3.11 The 4 main strands being worked on were: enabling re-employment and future employment growth through improving skills; decarbonisation of production and transport; improving productivity and employment opportunities through investment in connectivity infrastructure (digital and transport) and business research and innovation; and the transformation of town centres.
3.12 The Sub Committee welcomed the vast amount of work ongoing across the region to provide stimulus and economic recovery and agreed as a Committee to continue monitoring delivery of the programmes as they progressed.
Item 4: Holyhead Port and border issues
4.1 The North Wales Minister invited the CRO to provide an overview of the situation on ports and border issues in the region.
4.2 It was reported that the issues faced were both complex and multifaceted, but there was strong multi-agency cooperation including the Welsh, UK and Irish Governments, Ynys Mon Council and ferry and port operators through the Cybi Communications Board seeking to resolve the problems.
4.3 It was clear that traders and hauliers were facing significant extra pressures and additional bureaucracy following the end of the transition period and this may well have added to the increased demand for direct EU sailings from Ireland.
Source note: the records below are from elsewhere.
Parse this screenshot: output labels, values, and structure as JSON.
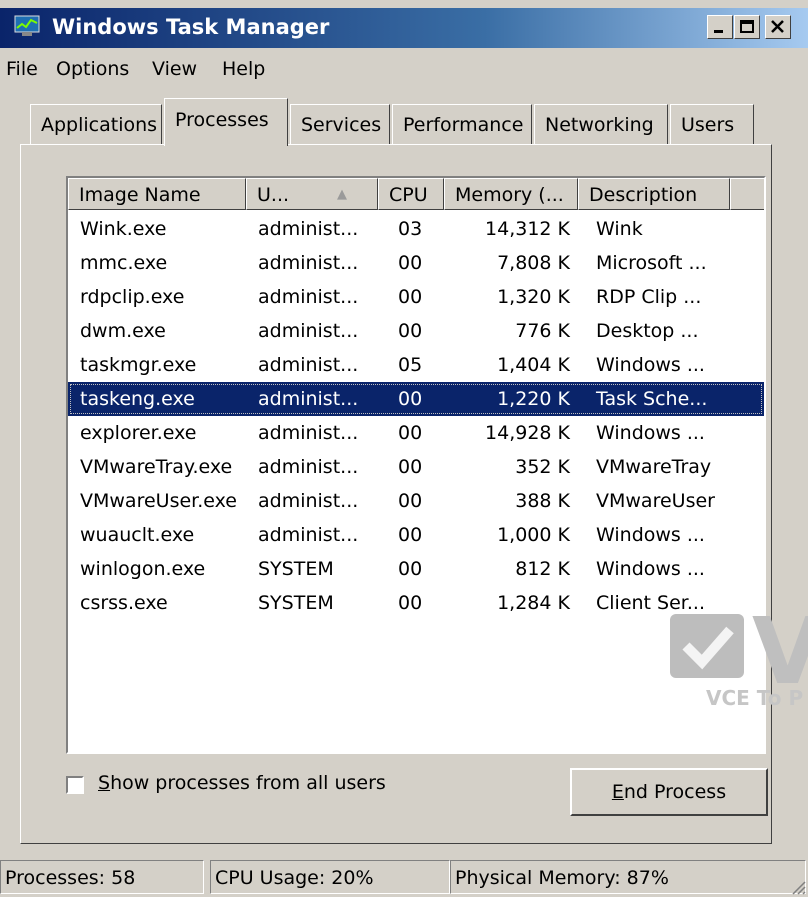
{
  "window": {
    "title": "Windows Task Manager"
  },
  "menu": [
    "File",
    "Options",
    "View",
    "Help"
  ],
  "tabs": [
    "Applications",
    "Processes",
    "Services",
    "Performance",
    "Networking",
    "Users"
  ],
  "active_tab": "Processes",
  "columns": [
    "Image Name",
    "U...",
    "CPU",
    "Memory (...",
    "Description"
  ],
  "rows": [
    {
      "name": "Wink.exe",
      "user": "administ...",
      "cpu": "03",
      "mem": "14,312 K",
      "desc": "Wink"
    },
    {
      "name": "mmc.exe",
      "user": "administ...",
      "cpu": "00",
      "mem": "7,808 K",
      "desc": "Microsoft ..."
    },
    {
      "name": "rdpclip.exe",
      "user": "administ...",
      "cpu": "00",
      "mem": "1,320 K",
      "desc": "RDP Clip ..."
    },
    {
      "name": "dwm.exe",
      "user": "administ...",
      "cpu": "00",
      "mem": "776 K",
      "desc": "Desktop ..."
    },
    {
      "name": "taskmgr.exe",
      "user": "administ...",
      "cpu": "05",
      "mem": "1,404 K",
      "desc": "Windows ..."
    },
    {
      "name": "taskeng.exe",
      "user": "administ...",
      "cpu": "00",
      "mem": "1,220 K",
      "desc": "Task Sche...",
      "selected": true
    },
    {
      "name": "explorer.exe",
      "user": "administ...",
      "cpu": "00",
      "mem": "14,928 K",
      "desc": "Windows ..."
    },
    {
      "name": "VMwareTray.exe",
      "user": "administ...",
      "cpu": "00",
      "mem": "352 K",
      "desc": "VMwareTray"
    },
    {
      "name": "VMwareUser.exe",
      "user": "administ...",
      "cpu": "00",
      "mem": "388 K",
      "desc": "VMwareUser"
    },
    {
      "name": "wuauclt.exe",
      "user": "administ...",
      "cpu": "00",
      "mem": "1,000 K",
      "desc": "Windows ..."
    },
    {
      "name": "winlogon.exe",
      "user": "SYSTEM",
      "cpu": "00",
      "mem": "812 K",
      "desc": "Windows ..."
    },
    {
      "name": "csrss.exe",
      "user": "SYSTEM",
      "cpu": "00",
      "mem": "1,284 K",
      "desc": "Client Ser..."
    }
  ],
  "checkbox": {
    "rest": "how processes from all users",
    "mnemonic": "S",
    "checked": false
  },
  "end_button": {
    "mnemonic": "E",
    "rest": "nd Process"
  },
  "status": {
    "processes": "Processes: 58",
    "cpu": "CPU Usage: 20%",
    "memory": "Physical Memory: 87%"
  },
  "watermark": {
    "text": "VCE To P",
    "letter": "V"
  },
  "colors": {
    "title_start": "#0a246a",
    "title_end": "#a6caf0",
    "selection": "#0a246a",
    "face": "#d4d0c8"
  }
}
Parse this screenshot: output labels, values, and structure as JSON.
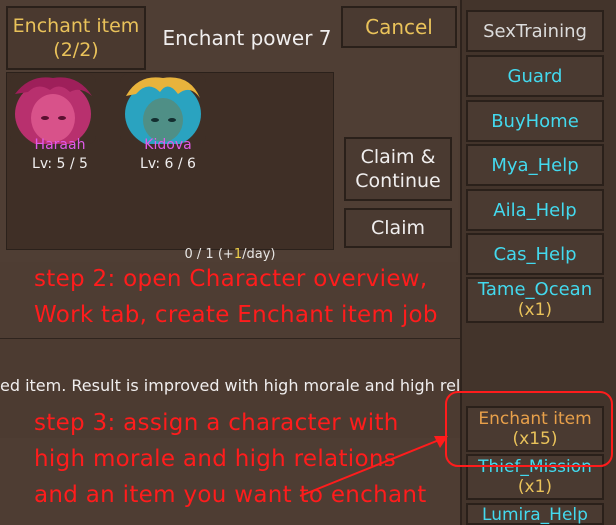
{
  "header": {
    "title_line1": "Enchant item",
    "title_line2": "(2/2)",
    "enchant_power": "Enchant power 7",
    "cancel_label": "Cancel"
  },
  "characters": [
    {
      "name": "Haraah",
      "level": "Lv: 5 / 5",
      "name_color": "#e05ae8"
    },
    {
      "name": "Kidova",
      "level": "Lv: 6 / 6",
      "name_color": "#e05ae8"
    }
  ],
  "actions": {
    "claim_continue": "Claim & Continue",
    "claim": "Claim"
  },
  "progress": {
    "prefix": "0 / 1 (+",
    "highlight": "1",
    "suffix": "/day)"
  },
  "description": "ed item. Result is improved with high morale and high relation to MC",
  "sidebar": {
    "items": [
      {
        "label": "SexTraining",
        "count": ""
      },
      {
        "label": "Guard",
        "count": ""
      },
      {
        "label": "BuyHome",
        "count": ""
      },
      {
        "label": "Mya_Help",
        "count": ""
      },
      {
        "label": "Aila_Help",
        "count": ""
      },
      {
        "label": "Cas_Help",
        "count": ""
      },
      {
        "label": "Tame_Ocean",
        "count": "(x1)"
      },
      {
        "label": "Enchant item",
        "count": "(x15)"
      },
      {
        "label": "Thief_Mission",
        "count": "(x1)"
      },
      {
        "label": "Lumira_Help",
        "count": ""
      }
    ]
  },
  "annotations": {
    "step2_line1": "step 2: open Character overview,",
    "step2_line2": "Work tab, create Enchant item job",
    "step3_line1": "step 3: assign a character with",
    "step3_line2": "high morale and high relations",
    "step3_line3": "and an item you want to enchant"
  },
  "colors": {
    "panel": "#4b3a30",
    "sidebar_text": "#43d9ee",
    "gold": "#e9c25a",
    "annotation": "#ff1c1c"
  }
}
4.4 This situation was inevitable with the approach taken by the UK government to the new trading relationship with the EU, but it was now necessary for all partners to work together to mitigate the economic harms this could cause.
4.5 The work completed on business readiness had succeeded in reducing the number of turn backs at ports to less than 10%, although lower volumes than usual at this time of year could be a factor and there could be a future deterioration in the figures as the amount of freight gradually increased.
4.6 The establishment of border control points was moving forwards, but the unrealistic target of July 2021 set by the UK government was particularly challenging.
4.7 It was suggested that the challenge over the longer term would be to maintain the attractiveness of Holyhead as a port and ease of use for hauliers would be a key determinant in that.
4.8 The issue of export health certification was raised and, whilst there did not appear to be any immediate issues, this again could be as a result of the lower trade volumes in January. A watching brief would need to be maintained, as there was no simple solution to providing sufficient numbers of trained Environmental Health Officers at short notice, and retraining vets to deliver this work came with its own difficulties as they would be removed from other vital environmental and animal health and welfare work. It was agreed that the Minister for Environment, Energy and Rural Affairs and the Leader of Anglesey Council would discuss the matter further following the meeting.
4.9 The Sub Committee noted the update.
Item 5: Key Issues from LA leaders
5.1 The recent impact of the flooding across North Wales was raised and the Sub Committee noted that Welsh Government officials were in liaison with local authorities to assess the damage and the work required to rectify.
5.2 Members were reminded that there were resources available to assist with flood defence work also, and bids to strengthen those defences should continue to be made.
5.3 The point was made that the vaccination centre at Venue Cymru was making excellent progress, with some 1100 vaccinations per day taking place.